I´m trying to know what is the difference between ABA, ABK and AEG blocks...anybody can help me ? and which one is the best for a Turbo and a 20V head, or maybe a 16V head. 
I have a brazilian Vw Saveiro Supersurf ( AP 1.6 ), and a APL .42/.48 turbo, and I wanna do a 2.0 16v T or 2.0 20v T...
Here in Brazil, we have ABKs only in Vw Gol GTI 97-00 I think,
And if I´m not wrong...ABAs on Vw Golf GLX Mk3 95-99...
and AEG on Golf, Jetta Mk4 00-04
but i don´t really know the difference, I heard AEGs blocks are made of alluminium, and they´re not very good for a high pressure boost, is it true ?
which one is better ?


----------



## the_q_jet (Mar 19, 2005)

*FV-QR*

none of them are made of aluminum...the AEG/AZG/AVH blocks in the mk4 are shorter using 144mm rods and the same stroke and bore as the ABA which uses 159mm rods. also the mk4 2.0 blocks are the same as the 1.8t blocks aside from the bore and stroke.


----------



## Jay-Bee (Sep 22, 2007)

*FV-QR*

AZG/AVH/BEV/BBW(MK4) and ABA(OBD-1) have piston oil squirters, AEG(MK4) and ABA(OBD-2) do not.
Besides the block height, most other things are minor and won't make much of a difference.


----------



## the_q_jet (Mar 19, 2005)

*FV-QR*


_Quote, originally posted by *Jay-Bee* »_AZG/AVH/BEV/BBW(MK4) and ABA(OBD-1) have piston oil squirters, AEG(MK4) and ABA(OBD-2) do not.

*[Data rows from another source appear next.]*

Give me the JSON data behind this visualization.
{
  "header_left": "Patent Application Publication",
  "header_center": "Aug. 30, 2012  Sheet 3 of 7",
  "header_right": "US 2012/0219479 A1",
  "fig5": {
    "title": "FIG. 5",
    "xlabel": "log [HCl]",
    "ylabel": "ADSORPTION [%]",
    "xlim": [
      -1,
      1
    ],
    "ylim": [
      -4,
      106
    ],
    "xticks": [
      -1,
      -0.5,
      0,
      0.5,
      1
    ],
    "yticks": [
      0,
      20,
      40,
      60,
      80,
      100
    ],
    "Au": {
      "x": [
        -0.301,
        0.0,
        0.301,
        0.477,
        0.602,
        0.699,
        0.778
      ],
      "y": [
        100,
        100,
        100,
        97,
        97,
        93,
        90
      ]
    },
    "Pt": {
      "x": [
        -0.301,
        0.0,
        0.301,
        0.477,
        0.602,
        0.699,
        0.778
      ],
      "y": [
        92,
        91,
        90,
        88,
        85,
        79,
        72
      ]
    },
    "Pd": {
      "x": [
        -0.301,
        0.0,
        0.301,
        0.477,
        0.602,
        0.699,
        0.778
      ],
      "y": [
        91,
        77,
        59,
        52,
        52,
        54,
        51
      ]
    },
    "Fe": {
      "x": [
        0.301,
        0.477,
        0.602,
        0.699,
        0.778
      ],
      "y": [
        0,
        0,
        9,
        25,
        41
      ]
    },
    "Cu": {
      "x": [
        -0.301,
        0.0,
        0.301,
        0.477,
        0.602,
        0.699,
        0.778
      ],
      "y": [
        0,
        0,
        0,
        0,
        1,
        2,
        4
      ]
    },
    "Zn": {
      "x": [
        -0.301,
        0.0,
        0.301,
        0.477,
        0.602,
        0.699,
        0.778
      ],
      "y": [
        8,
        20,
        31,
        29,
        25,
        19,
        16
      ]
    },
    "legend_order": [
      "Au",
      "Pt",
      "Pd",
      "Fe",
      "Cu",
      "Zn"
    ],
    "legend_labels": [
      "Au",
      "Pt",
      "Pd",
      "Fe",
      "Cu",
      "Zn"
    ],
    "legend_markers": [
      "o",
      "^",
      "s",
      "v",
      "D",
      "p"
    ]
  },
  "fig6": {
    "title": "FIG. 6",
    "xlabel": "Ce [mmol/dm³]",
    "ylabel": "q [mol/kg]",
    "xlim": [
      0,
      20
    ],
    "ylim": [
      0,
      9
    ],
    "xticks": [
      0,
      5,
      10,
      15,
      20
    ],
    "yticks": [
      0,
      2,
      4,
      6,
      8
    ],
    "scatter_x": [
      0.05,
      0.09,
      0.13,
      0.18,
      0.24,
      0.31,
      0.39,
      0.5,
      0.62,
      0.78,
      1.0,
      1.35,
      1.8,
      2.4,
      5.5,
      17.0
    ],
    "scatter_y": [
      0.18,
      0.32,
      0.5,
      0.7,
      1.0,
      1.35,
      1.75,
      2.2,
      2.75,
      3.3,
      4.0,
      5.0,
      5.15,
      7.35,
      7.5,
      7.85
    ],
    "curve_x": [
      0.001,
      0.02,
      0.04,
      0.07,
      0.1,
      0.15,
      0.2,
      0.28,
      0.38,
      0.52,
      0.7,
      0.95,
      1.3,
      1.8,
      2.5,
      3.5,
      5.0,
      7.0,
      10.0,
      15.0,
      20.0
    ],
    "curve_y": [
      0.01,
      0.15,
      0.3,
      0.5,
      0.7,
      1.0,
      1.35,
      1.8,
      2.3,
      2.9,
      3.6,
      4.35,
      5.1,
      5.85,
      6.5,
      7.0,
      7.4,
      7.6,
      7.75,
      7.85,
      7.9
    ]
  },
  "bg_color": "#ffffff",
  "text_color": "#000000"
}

AZG/AVH/BEV/BBW(california model lol) all have oil squirters as well


----------



## zucchini (Aug 30, 2009)

mceoni, 
talk to fabio at nascarchips são bernardo. he can help you choosing the best option. 1143671837


----------



## mceoni (Sep 30, 2009)

so...with 159mm rods we can have a lower r/l , right ? 
Doesn´t it means a higher RPM ?


----------



## the_q_jet (Mar 19, 2005)

*FV-QR*


_Quote, originally posted by *mceoni* »_so...with 159mm rods we can have a lower r/l , right ? 
Doesn´t it means a higher RPM ?


you'd want shorter rods.


----------